What Sheeran may not understand is that it’s not just enough for a songwriter to simply relive past events; the audience also needs to know why these experiences matter. Did they facilitate some sort of personal change? Do they, in some way, inform the present? Sheeran fails to answer these questions, and a result, Divide comes across more like an unorganized amateur scrapbook than a purposeful piece of storytelling.

This, however, is hardly shocking: Sheeran has always lacked any sort of concrete perspective in his songs, and it grows more wearisome by the year. “Perfect” retreads the same ground as Sheeran’s 2014 hit “Thinking Out Loud,” and there are literal back-to-back songs in the track list (“Happier” and “New Man”) about Sheeran running into an ex-girlfriend only to discover her new beau makes her happier.
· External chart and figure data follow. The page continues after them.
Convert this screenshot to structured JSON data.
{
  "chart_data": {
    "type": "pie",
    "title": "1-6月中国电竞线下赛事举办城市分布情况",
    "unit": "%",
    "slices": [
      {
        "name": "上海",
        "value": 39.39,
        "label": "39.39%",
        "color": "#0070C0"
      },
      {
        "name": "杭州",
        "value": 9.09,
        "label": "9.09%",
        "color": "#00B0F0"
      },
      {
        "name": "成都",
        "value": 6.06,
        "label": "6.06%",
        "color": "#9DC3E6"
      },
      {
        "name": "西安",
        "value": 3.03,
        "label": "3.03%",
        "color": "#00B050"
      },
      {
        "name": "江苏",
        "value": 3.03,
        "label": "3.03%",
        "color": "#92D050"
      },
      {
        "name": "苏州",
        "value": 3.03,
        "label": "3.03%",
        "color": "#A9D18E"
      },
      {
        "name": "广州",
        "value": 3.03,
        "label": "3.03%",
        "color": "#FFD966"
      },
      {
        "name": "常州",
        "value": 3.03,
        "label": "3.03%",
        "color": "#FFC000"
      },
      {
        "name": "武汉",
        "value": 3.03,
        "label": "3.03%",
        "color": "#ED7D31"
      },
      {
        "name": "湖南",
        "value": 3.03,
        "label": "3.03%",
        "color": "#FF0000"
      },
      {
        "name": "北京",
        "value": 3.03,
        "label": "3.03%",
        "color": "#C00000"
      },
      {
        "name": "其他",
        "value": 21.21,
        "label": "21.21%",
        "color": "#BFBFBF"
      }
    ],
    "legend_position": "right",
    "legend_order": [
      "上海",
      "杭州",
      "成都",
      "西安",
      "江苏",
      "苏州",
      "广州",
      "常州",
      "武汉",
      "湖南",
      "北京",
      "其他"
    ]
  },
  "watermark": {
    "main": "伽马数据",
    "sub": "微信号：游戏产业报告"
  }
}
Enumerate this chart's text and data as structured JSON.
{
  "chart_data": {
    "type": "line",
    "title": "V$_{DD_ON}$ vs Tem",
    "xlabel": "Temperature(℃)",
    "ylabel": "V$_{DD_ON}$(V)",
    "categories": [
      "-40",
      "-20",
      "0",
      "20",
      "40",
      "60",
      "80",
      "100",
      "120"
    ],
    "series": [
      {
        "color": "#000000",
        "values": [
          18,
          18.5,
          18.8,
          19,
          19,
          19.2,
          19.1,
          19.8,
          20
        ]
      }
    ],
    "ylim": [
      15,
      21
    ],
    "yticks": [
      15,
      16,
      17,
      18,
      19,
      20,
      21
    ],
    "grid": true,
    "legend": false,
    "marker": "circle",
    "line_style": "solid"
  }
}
Taylor Swift’s oeuvre may be notoriously unshakable in its commitment to heartbreak anthems, but at least the production on an album like 1989 is adventurous and diverse enough to give each song a unique musical identity in lieu of a lyrical one. Divide isn’t. Despite it being his third album, on Divide Sheeran stubbornly remains as unpolished and unoriginal a songwriter as he’s ever been, and no amount of rapping will ever change that.